Watching political foes slug it out left the undecided voter, like me, confused. Could I untangle the glorious visions from the hollow rhetoric? Amazing new policy directions tried to convince the gullible and vulnerable. Feigned empathy tried to emotionally align parliamentary job-seekers with the homeless and unemployed. But, it was the tone of utter urgency that most amused me. That “just-give-us-a-chance-and-I’ll-prove-to-you-tomorrow” manic oratory.
Heidi Holland, the late author of Dinner with Mugabe, wrote a column imagining what our 20 years of democracy in South Africa will be like. She emphasised rising disillusionment, but that “to be disillusioned is to be finally free of illusions — not a bad thing in itself. Among the unrealistic expectations we had of Madiba was that he would absolve us from the sins of a terrible past … equally, some of the promises made by the ANC were bound to be broken for the simple reason that they were impossible to fulfil”.
Like Holland, I realised that disillusionment is necessary. It cleared up the smoke and razzmatazz of our election theatrics. It allows us to abandon notions of magic wands in the hands of political wizards. It restores power where it belongs — with us, the people, the active citizens.
This is possibly why the erudite Arundhati Royi, author of Listening to Grasshoppers, starts her powerful and razor-sharp book on democracy in India with a dedication “to those who have learned to divorce hope from reason”.
Disillusionment opens up new discourses — a move away from entitlement, towards responsibility. It is completely understandable to expect the government to provide you with the basic material necessities for a decent life but do we balance the complex interplay between active citizens and active government?
The anti-apartheid struggle did not happen overnight; neither will our democracy be safeguarded merely through the act of voting. Voting is a process, one that we begin the moment our new government is sworn in after each election. The act of putting our X next to a political party is a reflective pause in the cycle of democracy. When the new president and his ministers are sworn in, the process of holding them to account for their actions begins all over again. Simply voting is not enough. It is necessary, but not sufficient.

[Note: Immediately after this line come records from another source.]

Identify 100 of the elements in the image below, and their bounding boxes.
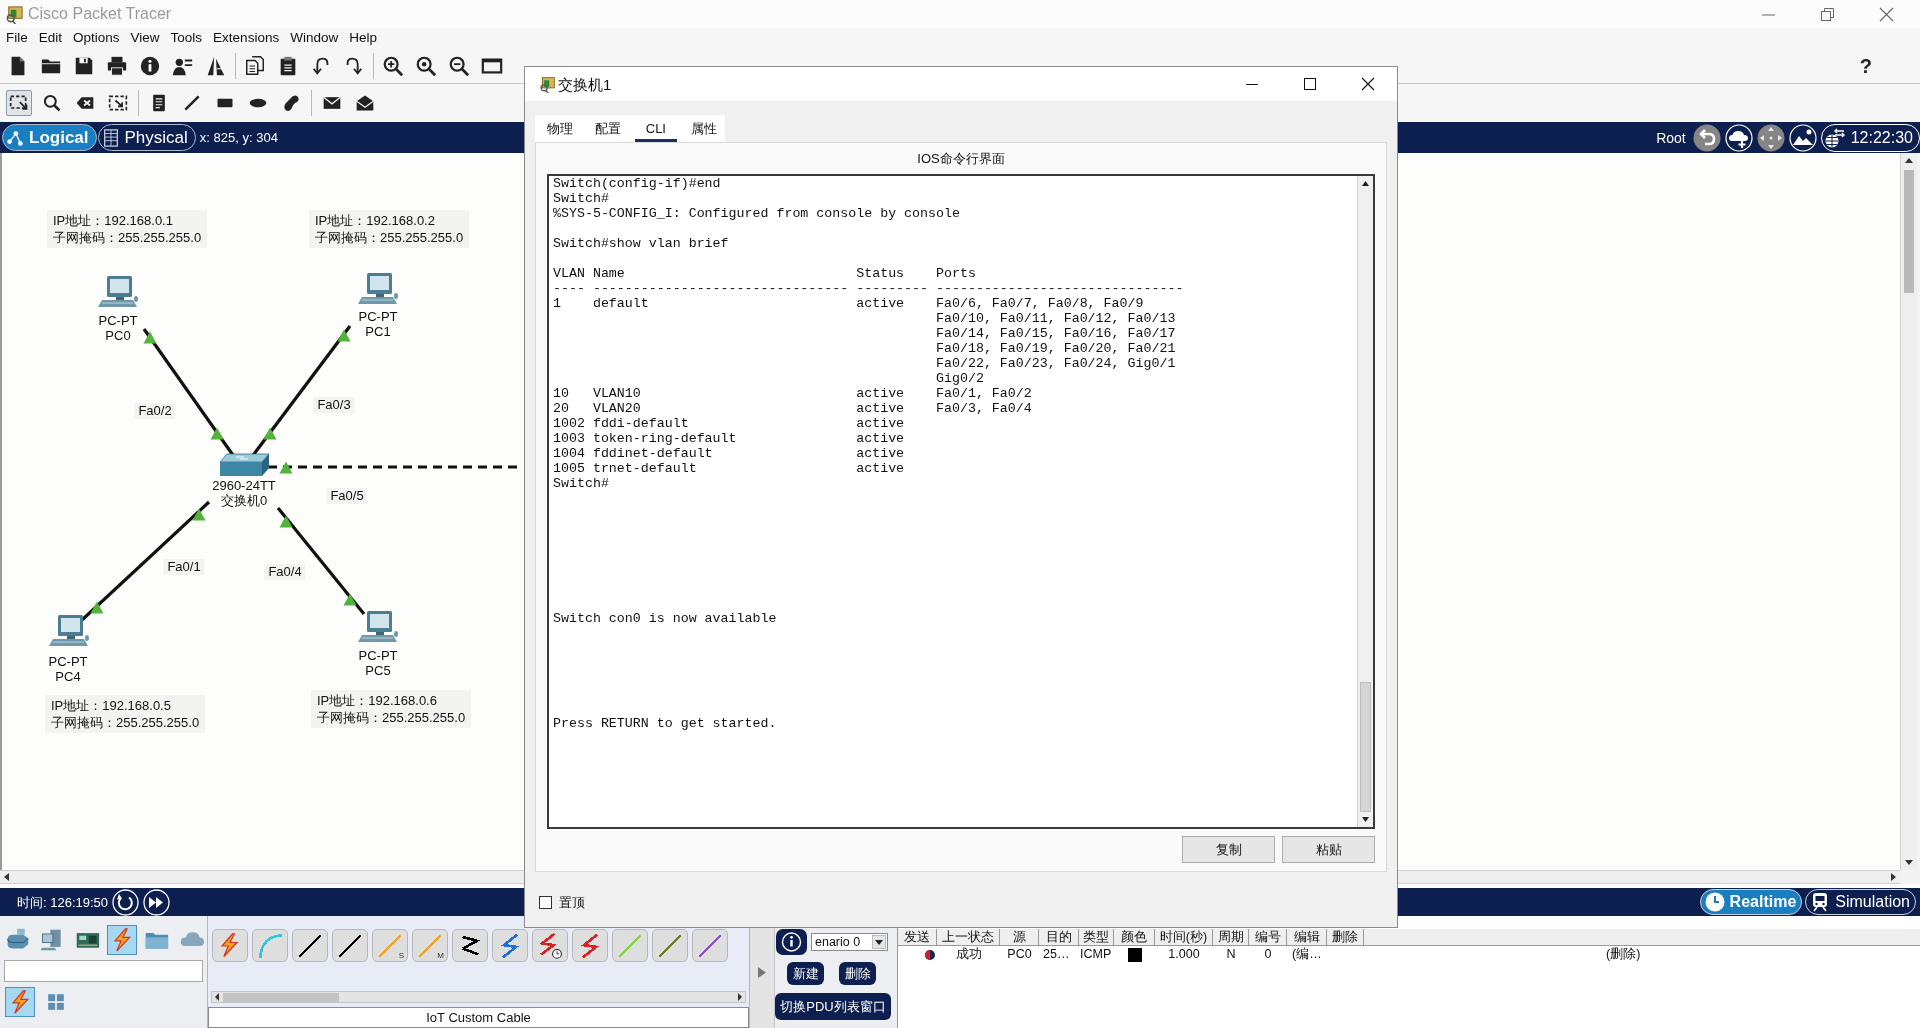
zoom-in-icon[interactable] [382,54,404,77]
device-search-field[interactable] [4,960,203,982]
mode-tab[interactable]: Realtime [1699,889,1803,915]
column-header[interactable]: 类型 [1079,929,1114,945]
column-header[interactable]: 发送 [898,929,937,945]
app-icon [539,75,556,93]
computer-icon[interactable] [48,614,90,648]
table-cell-text: ICMP [1079,948,1113,961]
close-icon[interactable] [1361,77,1375,91]
cloud-add-icon[interactable] [1723,123,1754,152]
menu-item[interactable]: View [130,31,160,45]
checkbox[interactable] [539,896,552,909]
printer-icon[interactable] [106,54,128,77]
back-icon[interactable] [1691,123,1722,152]
tab[interactable]: 配置 [586,115,630,142]
ip-note: IP地址：192.168.0.6 子网掩码：255.255.255.0 [311,690,472,728]
clock-time: 12:22:30 [1850,129,1913,146]
switch-icon[interactable] [218,452,270,478]
horizontal-scrollbar[interactable] [211,991,746,1003]
column-header[interactable]: 删除 [1327,929,1364,945]
zoom-reset-icon[interactable] [415,54,437,77]
terminal-line: Switch(config-if)#end [553,176,721,191]
table-cell[interactable]: (删除) [1606,947,1641,962]
computer-icon[interactable] [357,610,399,644]
dialog-button[interactable]: 粘贴 [1282,836,1375,863]
cli-terminal[interactable] [547,174,1375,829]
status-dot-icon [925,949,935,960]
copy-icon[interactable] [244,54,266,77]
lightning-icon[interactable] [107,925,138,955]
terminal-line: Switch con0 is now available [553,611,777,626]
device-model: PC-PT [48,654,88,669]
column-header[interactable]: 编号 [1249,929,1287,945]
ip-note: IP地址：192.168.0.2 子网掩码：255.255.255.0 [309,210,470,248]
info-icon[interactable] [776,929,807,955]
column-header[interactable]: 颜色 [1114,929,1155,945]
network-view-icon [6,128,24,147]
menu-item[interactable]: Tools [170,31,203,45]
scenario-dropdown[interactable]: enario 0 [811,933,888,951]
port-label: Fa0/4 [264,564,306,580]
column-header[interactable]: 上一状态 [937,929,1000,945]
menu-item[interactable]: Options [73,31,120,45]
menu-item[interactable]: Window [290,31,339,45]
device-name: PC1 [365,324,391,339]
tab[interactable]: 物理 [539,115,582,142]
terminal-line: 10 VLAN10 active Fa0/1, Fa0/2 [553,386,1032,401]
pdu-button[interactable]: 新建 [787,962,824,985]
device-model: PC-PT [358,648,398,663]
column-header[interactable]: 目的 [1039,929,1079,945]
scrollbar-thumb[interactable] [1904,170,1914,293]
table-cell-text: 25… [1042,948,1071,961]
cable-button[interactable]: M [412,929,448,962]
dropdown-caret-icon [872,935,886,949]
lightning-icon[interactable] [5,987,35,1017]
cable-button[interactable]: S [372,929,408,962]
terminal-line: %SYS-5-CONFIG_I: Configured from console by console [553,206,960,221]
pdu-button[interactable]: 删除 [839,962,876,985]
help-button[interactable]: ? [1859,55,1872,76]
pdu-list-toggle-button[interactable]: 切换PDU列表窗口 [775,993,891,1020]
view-tab[interactable]: Logical [2,124,97,151]
computer-icon[interactable] [97,275,139,309]
tab[interactable]: 属性 [682,115,725,142]
menu-item[interactable]: Extensions [213,31,280,45]
device-model: PC-PT [358,309,398,324]
ip-note: IP地址：192.168.0.1 子网掩码：255.255.255.0 [47,210,208,248]
fast-forward-icon[interactable] [141,888,173,916]
landscape-icon[interactable] [1787,123,1818,152]
move-icon[interactable] [1755,123,1786,152]
table-cell[interactable]: (编… [1287,948,1327,961]
table-cell-text: N [1225,948,1237,961]
dialog-button[interactable]: 复制 [1182,836,1275,863]
scrollbar-thumb[interactable] [1360,682,1371,812]
root-label: Root [1656,130,1686,145]
column-header[interactable]: 周期 [1213,929,1249,945]
port-label: Fa0/1 [163,559,205,575]
column-header[interactable]: 源 [1000,929,1039,945]
computer-icon[interactable] [357,272,399,306]
terminal-line: 20 VLAN20 active Fa0/3, Fa0/4 [553,401,1032,416]
menu-item[interactable]: File [6,31,28,45]
table-cell-text: 成功 [954,948,983,961]
vertical-scrollbar[interactable] [1357,176,1373,827]
column-header[interactable]: 编辑 [1287,929,1327,945]
zoom-out-icon[interactable] [448,54,470,77]
terminal-line: Fa0/22, Fa0/23, Fa0/24, Gig0/1 [935,356,1176,371]
scrollbar-thumb[interactable] [223,992,339,1002]
terminal-line: Fa0/18, Fa0/19, Fa0/20, Fa0/21 [935,341,1176,356]
expand-arrow-icon[interactable] [758,966,766,978]
terminal-line: 1005 trnet-default active [553,461,905,476]
reset-time-icon[interactable] [110,888,142,916]
terminal-line: Fa0/10, Fa0/11, Fa0/12, Fa0/13 [935,311,1176,326]
menu-item[interactable]: Edit [38,31,63,45]
ip-note: IP地址：192.168.0.5 子网掩码：255.255.255.0 [45,695,206,733]
restore-icon[interactable] [1820,6,1835,22]
select-tool-icon[interactable] [6,90,32,116]
scroll-right-icon[interactable] [735,992,745,1002]
maximize-icon[interactable] [1303,77,1317,91]
info-icon[interactable] [139,54,161,77]
column-header[interactable]: 时间(秒) [1155,929,1213,945]
pointer-coordinates: x: 825, y: 304 [199,131,278,144]
vertical-scrollbar[interactable] [1900,153,1917,870]
menu-item[interactable]: Help [349,31,377,45]
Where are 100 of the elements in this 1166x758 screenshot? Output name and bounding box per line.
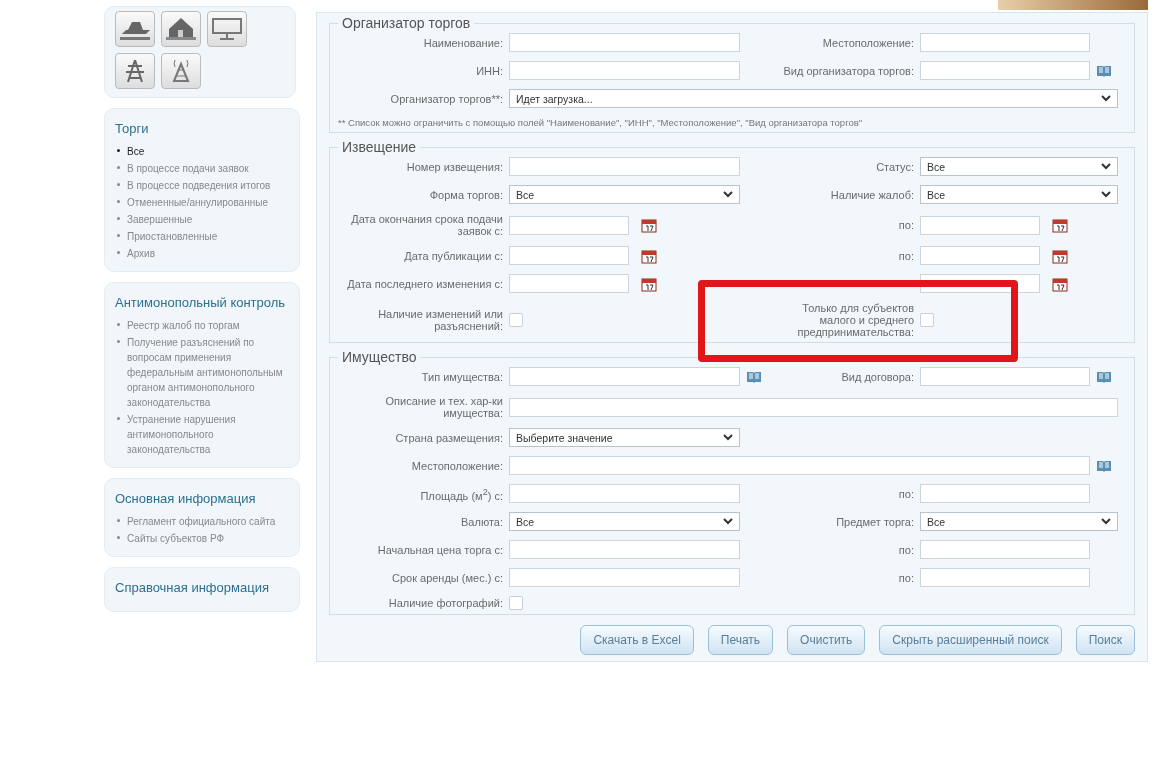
dropdown[interactable]: Все: [920, 157, 1118, 176]
dropdown[interactable]: Выберите значение: [509, 428, 740, 447]
section-heading: Основная информация: [115, 491, 257, 506]
sidebar-link[interactable]: Реестр жалоб по торгам: [127, 318, 289, 333]
field-label: по:: [897, 249, 914, 262]
chevron-down-icon: [723, 518, 733, 525]
sidebar-link[interactable]: Все: [127, 144, 289, 159]
sidebar-link[interactable]: Сайты субъектов РФ: [127, 531, 289, 546]
field-label: Предмет торга:: [835, 515, 914, 528]
dropdown[interactable]: Все: [920, 185, 1118, 204]
date-field[interactable]: [509, 274, 629, 293]
text-field[interactable]: [920, 61, 1090, 80]
dropdown-value: Идет загрузка...: [516, 92, 593, 105]
form-button[interactable]: Печать: [707, 625, 774, 655]
date-field[interactable]: [509, 246, 629, 265]
bullet-icon: [117, 149, 120, 152]
sidebar-link[interactable]: Устранение нарушения антимонопольного законодательства: [127, 412, 289, 457]
category-button[interactable]: [115, 11, 155, 47]
sidebar-link[interactable]: Приостановленные: [127, 229, 289, 244]
checkbox[interactable]: [509, 596, 523, 610]
calendar-icon[interactable]: [641, 247, 657, 264]
form-button[interactable]: Очистить: [787, 625, 866, 655]
dropdown-value: Все: [516, 188, 535, 201]
form-button[interactable]: Скрыть расширенный поиск: [879, 625, 1062, 655]
dropdown[interactable]: Все: [509, 512, 740, 531]
chevron-down-icon: [723, 434, 733, 441]
text-field[interactable]: [509, 61, 740, 80]
bullet-icon: [117, 166, 120, 169]
sidebar-link[interactable]: Отмененные/аннулированные: [127, 195, 289, 210]
bullet-icon: [117, 340, 120, 343]
calendar-icon[interactable]: [641, 217, 657, 233]
chevron-down-icon: [1101, 95, 1111, 102]
field-label: Вид организатора торгов:: [782, 64, 914, 77]
dropdown-value: Все: [927, 160, 946, 173]
field-label: Дата публикации с:: [403, 249, 503, 262]
field-label: Вид договора:: [840, 370, 914, 383]
form-button[interactable]: Скачать в Excel: [580, 625, 694, 655]
section-heading: Торги: [115, 121, 150, 136]
field-label: Номер извещения:: [405, 160, 503, 173]
sidebar-link[interactable]: Регламент официального сайта: [127, 514, 289, 529]
category-button[interactable]: [207, 11, 247, 47]
sidebar-link[interactable]: В процессе подачи заявок: [127, 161, 289, 176]
chevron-down-icon: [1101, 191, 1111, 198]
dropdown[interactable]: Все: [509, 185, 740, 204]
date-field[interactable]: [920, 246, 1040, 265]
text-field[interactable]: [509, 484, 740, 503]
sidebar-link[interactable]: Получение разъяснений по вопросам применения федеральным антимонопольным органом антимонопольного законодательства: [127, 335, 289, 410]
field-label: по:: [897, 571, 914, 584]
bullet-icon: [117, 200, 120, 203]
text-field[interactable]: [920, 484, 1090, 503]
text-field[interactable]: [509, 33, 740, 52]
dropdown[interactable]: Идет загрузка...: [509, 89, 1118, 108]
checkbox[interactable]: [509, 313, 523, 327]
field-label: Местоположение:: [410, 459, 503, 472]
bullet-icon: [117, 217, 120, 220]
text-field[interactable]: [509, 157, 740, 176]
calendar-icon[interactable]: [1052, 217, 1068, 233]
field-label: Описание и тех. хар-ки имущества:: [384, 395, 503, 419]
dropdown-value: Все: [927, 515, 946, 528]
category-button[interactable]: [161, 11, 201, 47]
text-field[interactable]: [509, 397, 1118, 417]
field-label: Форма торгов:: [428, 188, 503, 201]
sidebar-link[interactable]: Архив: [127, 246, 289, 261]
field-label: Срок аренды (мес.) с:: [390, 571, 503, 584]
section-legend: Имущество: [338, 349, 421, 365]
date-field[interactable]: [509, 215, 629, 235]
date-field[interactable]: [920, 215, 1040, 235]
text-field[interactable]: [509, 367, 740, 386]
field-label: Статус:: [875, 160, 914, 173]
form-button[interactable]: Поиск: [1075, 625, 1135, 655]
text-field[interactable]: [920, 540, 1090, 559]
bullet-icon: [117, 323, 120, 326]
text-field[interactable]: [920, 33, 1090, 52]
section-legend: Организатор торгов: [338, 15, 475, 31]
section-heading: Справочная информация: [115, 580, 270, 595]
text-field[interactable]: [509, 568, 740, 587]
dropdown-value: Все: [516, 515, 535, 528]
category-button[interactable]: [115, 53, 155, 89]
text-field[interactable]: [920, 568, 1090, 587]
category-button[interactable]: [161, 53, 201, 89]
calendar-icon[interactable]: [641, 275, 657, 292]
field-label: Наличие жалоб:: [829, 188, 914, 201]
chevron-down-icon: [723, 191, 733, 198]
dropdown[interactable]: Все: [920, 512, 1118, 531]
text-field[interactable]: [920, 367, 1090, 386]
field-label: Организатор торгов**:: [389, 92, 503, 105]
field-label: Тип имущества:: [420, 370, 503, 383]
text-field[interactable]: [509, 456, 1090, 475]
calendar-icon[interactable]: [1052, 275, 1068, 292]
sidebar-link[interactable]: Завершенные: [127, 212, 289, 227]
field-label: Начальная цена торга с:: [376, 543, 503, 556]
field-label: Наименование:: [422, 36, 503, 49]
checkbox[interactable]: [920, 313, 934, 327]
dropdown-value: Все: [927, 188, 946, 201]
sidebar-link[interactable]: В процессе подведения итогов: [127, 178, 289, 193]
text-field[interactable]: [509, 540, 740, 559]
field-label: по:: [897, 219, 914, 231]
field-label: по:: [897, 543, 914, 556]
calendar-icon[interactable]: [1052, 247, 1068, 264]
field-label: Страна размещения:: [394, 431, 503, 444]
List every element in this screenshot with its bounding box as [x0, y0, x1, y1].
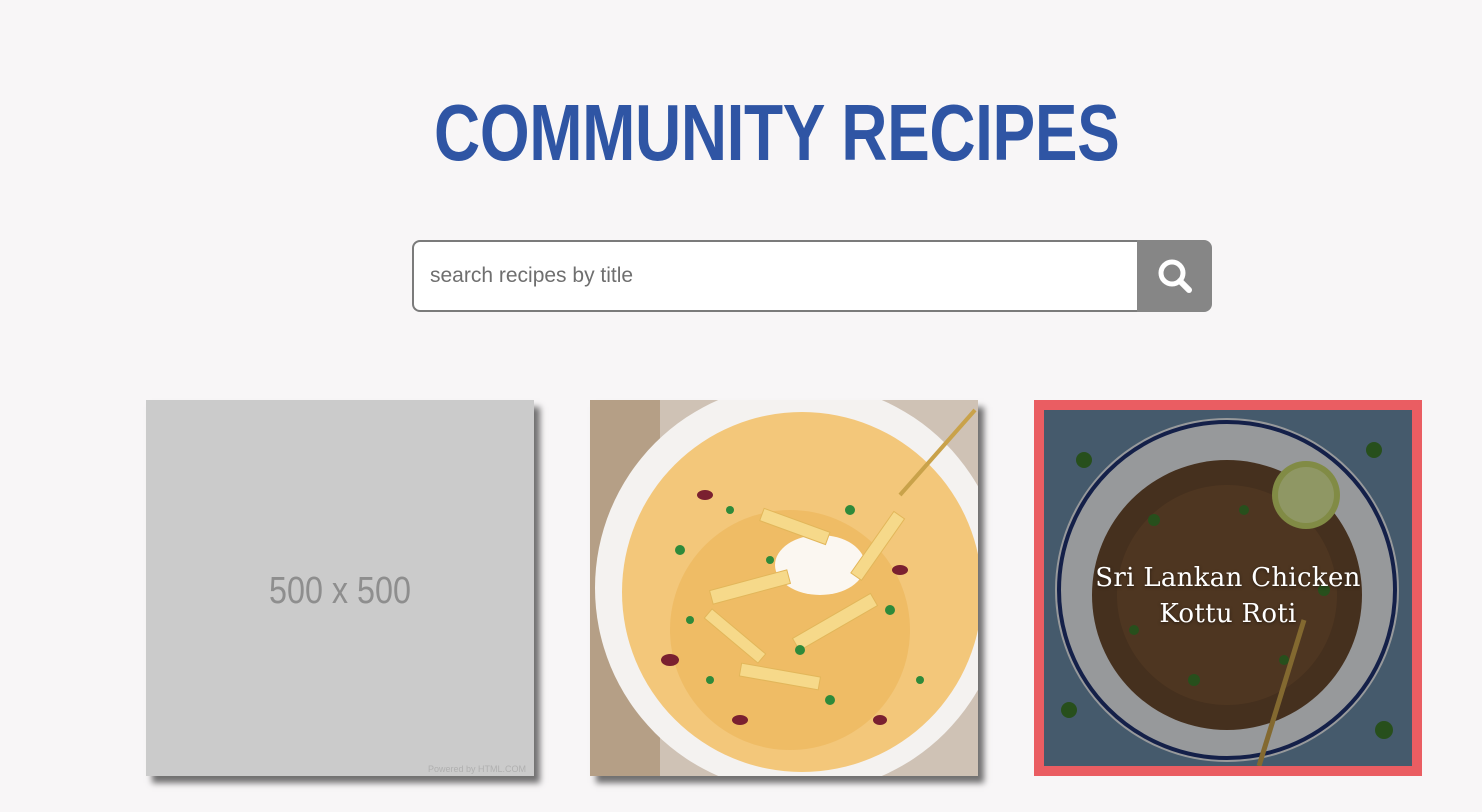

The hysteria of electioneering ignored our day-to-day vigilance that keeps democracy and freedom alive, community activism. This means that in the spaces in between elections, active citizens are the vanguard of our secular, constitutional democracy. It’s a cliché worth repeating a thousand times over, but the mantra of our post-apartheid struggle surely needs to be that the price we pay for freedom is eternal vigilance.
This eternal vigilance means accepting that politicians are flawed human beings; institutions will always have corrupt elements; promises will be broken; and that there will be pain and waiting. But there is pride and purpose in vigilance too, excitement and energy in finding creative ways to inspire continuous ethical leadership in ourselves and others.
There were 29 parties on the ballot sheet. Whatever choice you and I made, wherever we placed our trust and faith, let us remember that it is us, the citizens, that have the real power, and we must spend these five years until the next election, using that power.